Friday, June 3, 2011
The Yakama Nation and Washington Department of Fish and Wildlife opened the Yakima Reservation boundary Reach to spring Chinook fishing today, June 3. The aseason will extend through Thursday, June 30.
The species that can be taken are hatchery Chinook salmon.
Anglers are allowed to fish on the Yakima River from the Highway 223 Bridge (at Granger) upstream to the Burlington Northern railroad bridge, approximately 1,200 feet downstream of the Sunnyside (Parker) Diversion Dam (20.9 river miles).
The Yakama Nation and the Washington Department of Fish and Wildlife fishery managers are forecasting a harvestable return of adult hatchery spring Chinook salmon to the Yakima River in 2011. Opening the "Reservation Boundary Reach" increases opportunity to harvest hatchery spring Chinook in one of the most productive sections of the Yakima River for salmon fishing.

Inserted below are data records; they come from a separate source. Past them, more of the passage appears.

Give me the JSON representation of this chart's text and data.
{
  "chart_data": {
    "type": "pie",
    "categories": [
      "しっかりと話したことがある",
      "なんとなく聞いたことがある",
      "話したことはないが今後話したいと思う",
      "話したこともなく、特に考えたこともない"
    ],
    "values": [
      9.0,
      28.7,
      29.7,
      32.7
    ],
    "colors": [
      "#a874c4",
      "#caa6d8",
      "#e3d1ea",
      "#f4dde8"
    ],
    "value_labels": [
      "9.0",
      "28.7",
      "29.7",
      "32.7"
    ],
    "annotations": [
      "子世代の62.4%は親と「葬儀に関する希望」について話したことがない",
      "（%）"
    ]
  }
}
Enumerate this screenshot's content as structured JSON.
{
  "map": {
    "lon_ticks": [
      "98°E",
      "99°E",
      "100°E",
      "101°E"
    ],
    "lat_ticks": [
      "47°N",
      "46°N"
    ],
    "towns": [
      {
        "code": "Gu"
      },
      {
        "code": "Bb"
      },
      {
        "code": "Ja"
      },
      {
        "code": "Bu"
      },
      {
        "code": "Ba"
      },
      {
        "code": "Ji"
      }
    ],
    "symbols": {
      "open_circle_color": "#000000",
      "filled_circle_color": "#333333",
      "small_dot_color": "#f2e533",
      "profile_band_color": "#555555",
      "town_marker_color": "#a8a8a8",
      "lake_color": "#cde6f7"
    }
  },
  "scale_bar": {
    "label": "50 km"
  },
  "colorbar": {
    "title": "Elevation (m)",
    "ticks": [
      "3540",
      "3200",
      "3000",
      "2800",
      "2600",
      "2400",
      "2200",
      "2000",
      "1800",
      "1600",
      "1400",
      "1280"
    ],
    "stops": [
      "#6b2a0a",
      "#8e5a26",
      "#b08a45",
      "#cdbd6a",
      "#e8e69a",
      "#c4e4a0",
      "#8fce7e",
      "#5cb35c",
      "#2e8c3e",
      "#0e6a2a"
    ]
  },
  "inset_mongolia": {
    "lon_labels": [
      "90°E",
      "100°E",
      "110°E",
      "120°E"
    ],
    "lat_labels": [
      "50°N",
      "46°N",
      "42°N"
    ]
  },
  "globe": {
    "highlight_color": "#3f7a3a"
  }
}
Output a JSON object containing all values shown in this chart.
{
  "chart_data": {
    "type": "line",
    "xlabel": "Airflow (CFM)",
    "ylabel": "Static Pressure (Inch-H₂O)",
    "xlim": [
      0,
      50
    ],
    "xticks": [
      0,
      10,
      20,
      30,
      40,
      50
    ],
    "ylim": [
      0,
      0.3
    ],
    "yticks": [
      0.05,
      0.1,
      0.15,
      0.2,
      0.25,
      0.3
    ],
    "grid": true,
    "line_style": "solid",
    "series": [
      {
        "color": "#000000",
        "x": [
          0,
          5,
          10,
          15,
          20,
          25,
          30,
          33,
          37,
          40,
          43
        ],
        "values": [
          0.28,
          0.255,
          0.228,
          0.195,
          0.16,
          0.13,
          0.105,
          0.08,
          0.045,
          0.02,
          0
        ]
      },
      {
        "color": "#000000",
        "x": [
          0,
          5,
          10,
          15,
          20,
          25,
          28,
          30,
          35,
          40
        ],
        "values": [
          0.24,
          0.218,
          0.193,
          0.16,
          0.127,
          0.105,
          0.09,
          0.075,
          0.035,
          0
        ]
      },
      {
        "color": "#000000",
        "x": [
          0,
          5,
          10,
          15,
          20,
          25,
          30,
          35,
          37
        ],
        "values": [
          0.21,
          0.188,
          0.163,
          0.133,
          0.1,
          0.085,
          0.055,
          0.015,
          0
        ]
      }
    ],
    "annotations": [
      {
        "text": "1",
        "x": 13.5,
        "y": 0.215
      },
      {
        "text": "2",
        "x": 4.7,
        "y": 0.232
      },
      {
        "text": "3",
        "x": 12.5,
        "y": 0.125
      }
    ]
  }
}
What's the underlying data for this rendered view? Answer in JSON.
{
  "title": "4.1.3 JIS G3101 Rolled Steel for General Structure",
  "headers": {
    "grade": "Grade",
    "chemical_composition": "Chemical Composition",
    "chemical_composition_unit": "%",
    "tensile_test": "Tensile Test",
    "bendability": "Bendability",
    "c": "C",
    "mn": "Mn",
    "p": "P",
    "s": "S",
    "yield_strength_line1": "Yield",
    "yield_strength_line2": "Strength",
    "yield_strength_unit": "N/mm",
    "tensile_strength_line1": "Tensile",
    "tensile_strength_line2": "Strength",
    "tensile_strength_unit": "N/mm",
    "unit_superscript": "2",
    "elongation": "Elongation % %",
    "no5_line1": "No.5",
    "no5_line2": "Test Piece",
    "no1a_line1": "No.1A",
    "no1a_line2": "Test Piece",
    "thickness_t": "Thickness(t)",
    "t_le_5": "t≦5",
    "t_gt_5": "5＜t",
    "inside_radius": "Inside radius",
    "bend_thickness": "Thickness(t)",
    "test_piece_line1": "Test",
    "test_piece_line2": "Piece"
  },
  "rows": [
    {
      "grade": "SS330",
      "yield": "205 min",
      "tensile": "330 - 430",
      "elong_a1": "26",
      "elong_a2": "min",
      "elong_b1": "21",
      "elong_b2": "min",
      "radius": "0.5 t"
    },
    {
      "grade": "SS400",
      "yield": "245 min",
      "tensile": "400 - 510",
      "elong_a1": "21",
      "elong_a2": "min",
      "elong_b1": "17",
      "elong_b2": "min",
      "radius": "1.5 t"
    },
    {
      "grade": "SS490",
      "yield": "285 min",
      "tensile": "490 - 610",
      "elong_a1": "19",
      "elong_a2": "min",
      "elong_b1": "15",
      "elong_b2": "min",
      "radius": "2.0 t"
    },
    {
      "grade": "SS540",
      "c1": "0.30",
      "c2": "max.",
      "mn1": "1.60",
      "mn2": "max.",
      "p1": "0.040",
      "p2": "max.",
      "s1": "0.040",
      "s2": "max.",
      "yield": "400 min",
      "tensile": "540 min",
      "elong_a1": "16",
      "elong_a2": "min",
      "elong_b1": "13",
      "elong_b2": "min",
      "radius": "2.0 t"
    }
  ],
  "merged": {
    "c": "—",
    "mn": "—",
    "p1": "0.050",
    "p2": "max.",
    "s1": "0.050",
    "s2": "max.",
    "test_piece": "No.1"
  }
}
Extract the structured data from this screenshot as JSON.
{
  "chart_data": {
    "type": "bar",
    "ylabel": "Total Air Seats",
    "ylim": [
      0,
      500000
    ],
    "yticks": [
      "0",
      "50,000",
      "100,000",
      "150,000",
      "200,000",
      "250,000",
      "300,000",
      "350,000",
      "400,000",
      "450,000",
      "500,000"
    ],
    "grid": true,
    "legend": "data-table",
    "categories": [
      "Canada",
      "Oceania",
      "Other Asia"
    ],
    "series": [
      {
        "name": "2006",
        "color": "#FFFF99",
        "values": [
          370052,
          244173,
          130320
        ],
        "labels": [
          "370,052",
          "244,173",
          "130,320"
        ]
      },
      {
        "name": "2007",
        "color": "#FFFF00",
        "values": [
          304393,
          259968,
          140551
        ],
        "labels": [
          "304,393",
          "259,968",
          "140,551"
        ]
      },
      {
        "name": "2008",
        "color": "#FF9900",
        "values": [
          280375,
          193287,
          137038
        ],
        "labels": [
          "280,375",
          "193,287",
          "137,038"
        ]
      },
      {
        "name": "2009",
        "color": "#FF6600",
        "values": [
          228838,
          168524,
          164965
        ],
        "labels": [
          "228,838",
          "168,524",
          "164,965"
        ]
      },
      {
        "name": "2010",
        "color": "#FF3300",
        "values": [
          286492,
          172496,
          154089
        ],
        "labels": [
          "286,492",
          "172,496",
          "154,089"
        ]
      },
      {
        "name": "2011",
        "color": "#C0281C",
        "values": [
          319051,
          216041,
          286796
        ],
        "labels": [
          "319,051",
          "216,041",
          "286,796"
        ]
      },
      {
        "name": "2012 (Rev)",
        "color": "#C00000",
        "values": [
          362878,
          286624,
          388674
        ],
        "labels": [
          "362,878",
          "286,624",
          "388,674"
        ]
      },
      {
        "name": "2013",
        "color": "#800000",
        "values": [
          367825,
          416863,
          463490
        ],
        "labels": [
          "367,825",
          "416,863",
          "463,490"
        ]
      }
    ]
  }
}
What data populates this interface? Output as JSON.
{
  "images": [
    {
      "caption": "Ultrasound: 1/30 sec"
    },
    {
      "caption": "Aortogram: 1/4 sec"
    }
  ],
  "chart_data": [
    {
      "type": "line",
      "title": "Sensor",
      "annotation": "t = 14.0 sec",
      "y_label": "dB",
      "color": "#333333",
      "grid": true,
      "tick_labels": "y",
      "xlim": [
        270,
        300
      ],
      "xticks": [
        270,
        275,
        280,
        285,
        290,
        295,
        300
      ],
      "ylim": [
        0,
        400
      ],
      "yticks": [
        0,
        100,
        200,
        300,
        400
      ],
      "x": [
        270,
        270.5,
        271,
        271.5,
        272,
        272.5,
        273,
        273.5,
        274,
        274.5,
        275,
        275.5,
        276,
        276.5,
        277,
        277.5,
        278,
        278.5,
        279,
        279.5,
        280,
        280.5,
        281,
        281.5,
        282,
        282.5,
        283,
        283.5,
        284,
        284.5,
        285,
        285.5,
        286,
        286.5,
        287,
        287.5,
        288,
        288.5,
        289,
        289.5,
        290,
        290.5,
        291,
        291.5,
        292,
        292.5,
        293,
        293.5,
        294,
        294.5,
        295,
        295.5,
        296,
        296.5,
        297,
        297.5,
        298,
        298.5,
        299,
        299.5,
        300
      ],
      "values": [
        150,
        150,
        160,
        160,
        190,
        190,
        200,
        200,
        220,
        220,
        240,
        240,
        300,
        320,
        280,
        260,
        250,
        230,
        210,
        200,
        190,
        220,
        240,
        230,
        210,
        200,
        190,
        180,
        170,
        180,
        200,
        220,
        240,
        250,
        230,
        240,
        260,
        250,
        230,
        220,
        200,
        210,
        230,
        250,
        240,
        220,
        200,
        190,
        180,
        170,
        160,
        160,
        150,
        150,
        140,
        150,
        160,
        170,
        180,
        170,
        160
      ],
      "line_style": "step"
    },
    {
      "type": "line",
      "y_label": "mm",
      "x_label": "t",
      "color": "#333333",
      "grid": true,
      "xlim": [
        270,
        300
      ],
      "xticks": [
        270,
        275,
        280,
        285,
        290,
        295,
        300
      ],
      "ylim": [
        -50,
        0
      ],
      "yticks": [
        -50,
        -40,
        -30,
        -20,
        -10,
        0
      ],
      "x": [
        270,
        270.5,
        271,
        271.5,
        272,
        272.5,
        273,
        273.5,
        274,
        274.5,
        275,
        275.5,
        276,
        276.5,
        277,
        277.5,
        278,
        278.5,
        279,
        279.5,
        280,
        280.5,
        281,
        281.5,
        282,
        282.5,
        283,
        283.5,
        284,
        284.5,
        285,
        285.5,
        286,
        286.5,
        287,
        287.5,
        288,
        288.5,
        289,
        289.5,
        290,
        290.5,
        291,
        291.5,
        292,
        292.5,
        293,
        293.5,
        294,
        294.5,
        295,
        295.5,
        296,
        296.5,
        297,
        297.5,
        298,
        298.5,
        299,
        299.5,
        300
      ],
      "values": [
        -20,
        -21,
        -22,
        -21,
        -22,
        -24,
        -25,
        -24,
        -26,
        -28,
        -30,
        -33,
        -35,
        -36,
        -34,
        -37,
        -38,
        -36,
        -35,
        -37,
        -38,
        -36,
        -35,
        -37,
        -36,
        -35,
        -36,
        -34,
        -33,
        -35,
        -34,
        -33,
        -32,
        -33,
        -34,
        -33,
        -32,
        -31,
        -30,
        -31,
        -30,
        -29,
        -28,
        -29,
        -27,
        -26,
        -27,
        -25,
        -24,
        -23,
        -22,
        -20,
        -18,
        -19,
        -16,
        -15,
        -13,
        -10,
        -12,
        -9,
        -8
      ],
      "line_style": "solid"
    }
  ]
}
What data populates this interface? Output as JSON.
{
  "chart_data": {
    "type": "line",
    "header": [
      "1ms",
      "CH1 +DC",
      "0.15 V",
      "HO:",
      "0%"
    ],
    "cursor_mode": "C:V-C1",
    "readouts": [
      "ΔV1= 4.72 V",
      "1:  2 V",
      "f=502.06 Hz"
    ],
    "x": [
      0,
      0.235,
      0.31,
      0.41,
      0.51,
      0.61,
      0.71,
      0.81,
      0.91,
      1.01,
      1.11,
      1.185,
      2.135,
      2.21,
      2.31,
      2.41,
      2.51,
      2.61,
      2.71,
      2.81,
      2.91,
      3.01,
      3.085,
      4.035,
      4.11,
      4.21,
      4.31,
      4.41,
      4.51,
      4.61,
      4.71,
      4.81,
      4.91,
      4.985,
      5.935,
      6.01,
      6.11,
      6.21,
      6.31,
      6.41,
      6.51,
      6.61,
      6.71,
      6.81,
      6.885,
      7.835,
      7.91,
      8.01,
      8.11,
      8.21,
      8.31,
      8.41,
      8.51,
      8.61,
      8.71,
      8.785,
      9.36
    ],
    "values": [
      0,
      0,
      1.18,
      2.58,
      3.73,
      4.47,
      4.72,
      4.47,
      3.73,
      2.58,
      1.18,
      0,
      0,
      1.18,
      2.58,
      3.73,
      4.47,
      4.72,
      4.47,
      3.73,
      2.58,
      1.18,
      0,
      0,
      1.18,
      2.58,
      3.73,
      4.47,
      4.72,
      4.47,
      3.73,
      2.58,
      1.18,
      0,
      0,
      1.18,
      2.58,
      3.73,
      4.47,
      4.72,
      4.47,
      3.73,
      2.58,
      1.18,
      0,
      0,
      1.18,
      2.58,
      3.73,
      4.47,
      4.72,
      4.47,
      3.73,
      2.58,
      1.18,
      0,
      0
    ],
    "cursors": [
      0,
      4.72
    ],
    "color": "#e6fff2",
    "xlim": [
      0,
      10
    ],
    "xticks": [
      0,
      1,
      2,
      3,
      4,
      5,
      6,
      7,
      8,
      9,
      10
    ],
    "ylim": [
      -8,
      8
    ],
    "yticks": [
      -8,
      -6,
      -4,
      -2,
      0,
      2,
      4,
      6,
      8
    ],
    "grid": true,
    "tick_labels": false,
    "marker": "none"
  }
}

Non-tribal anglers who fish from either river bank (north or south shore), islands or from boats (or other floating devices) in the river reach bordering the Yakama Nation Reservation, extending from the SR 223 Granger Bridge upstream to the Burlington Northern railroad bridge downstream of Sunnyside Dam, must purchase a Yakama Nation tribal fishing permit, in addition to a 2011 WDFW freshwater fishing license and the Columbia River Salmon/Steelhead Endorsement. This section of river bordering the reservation is open to salmon fishing for non-tribal members courtesy of the Yakama Nation.
There is a daily limit of two hatchery Chinook, with a minimum size of 12 inches.
Hatchery salmon are identified by a missing adipose fin and a healed scar in the location of the missing fin. Wild salmon (adipose fin intact) must be immediately released unharmed and cannot be removed from the water prior to release.
There is a special gear restriction for all species of fish taken from the river. Only one, single (point), barbless hook with a hook gap from point to shank of 3/4 inch or less is permitted. Use of bait is allowed.
No fishing in the Yakima River is allowed during night-time hours.
Tribal and state officials note, however, that fishing for steelhead remains closed. All steelhead must be immediately released unharmed and cannot be removed from the water prior to release.